O presidente americano classificou o pacto como “o maior acordo comercial já feito” e ressaltou que o objetivo é “rever o desequilíbrio histórico na balança comercial entre EUA e Europa”.
UE cede para evitar tarifaço
Do lado europeu, Von der Leyen reconheceu que o bloco partiu de uma posição de desvantagem, devido ao superávit europeu e ao déficit comercial de US$ 235 bilhões dos EUA com a UE em 2024. Para evitar a aplicação das tarifas de até 30% prometidas por Trump no chamado “Liberation Day”, os europeus concordaram com termos que analistas consideram desfavoráveis à Europa.

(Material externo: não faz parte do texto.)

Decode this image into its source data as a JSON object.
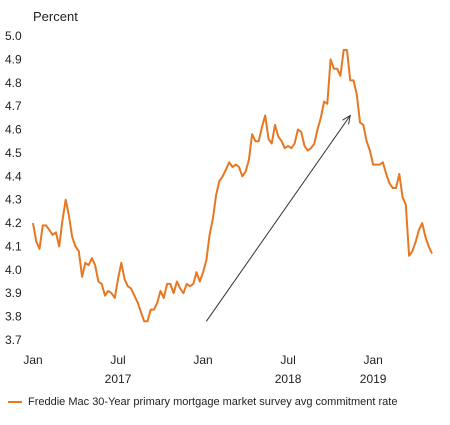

Produtos como automóveis europeus — atualmente taxados em 27,5% — não tiveram redução tarifária, enquanto produtos farmacêuticos, principal item exportado pelo bloco, foram deixados de fora do acordo, já que Trump planeja medidas para incentivar a produção interna nesse setor.
Reações e próximos passos
Aliados de Trump comemoraram o resultado. O secretário de Comércio, Howard Lutnick, afirmou que os europeus aceitaram “os padrões industriais americanos pela primeira vez”. Parlamentares republicanos descreveram o acordo como mais uma vitória política e econômica do governo.
O presidente também afirmou que não pretende adiar o prazo de 1º de agosto para entrada em vigor de suas tarifas personalizadas. Até o momento, acordos preliminares já foram firmados com Reino Unido, Japão, Vietnã, Indonésia e Filipinas, além de uma trégua comercial com a China.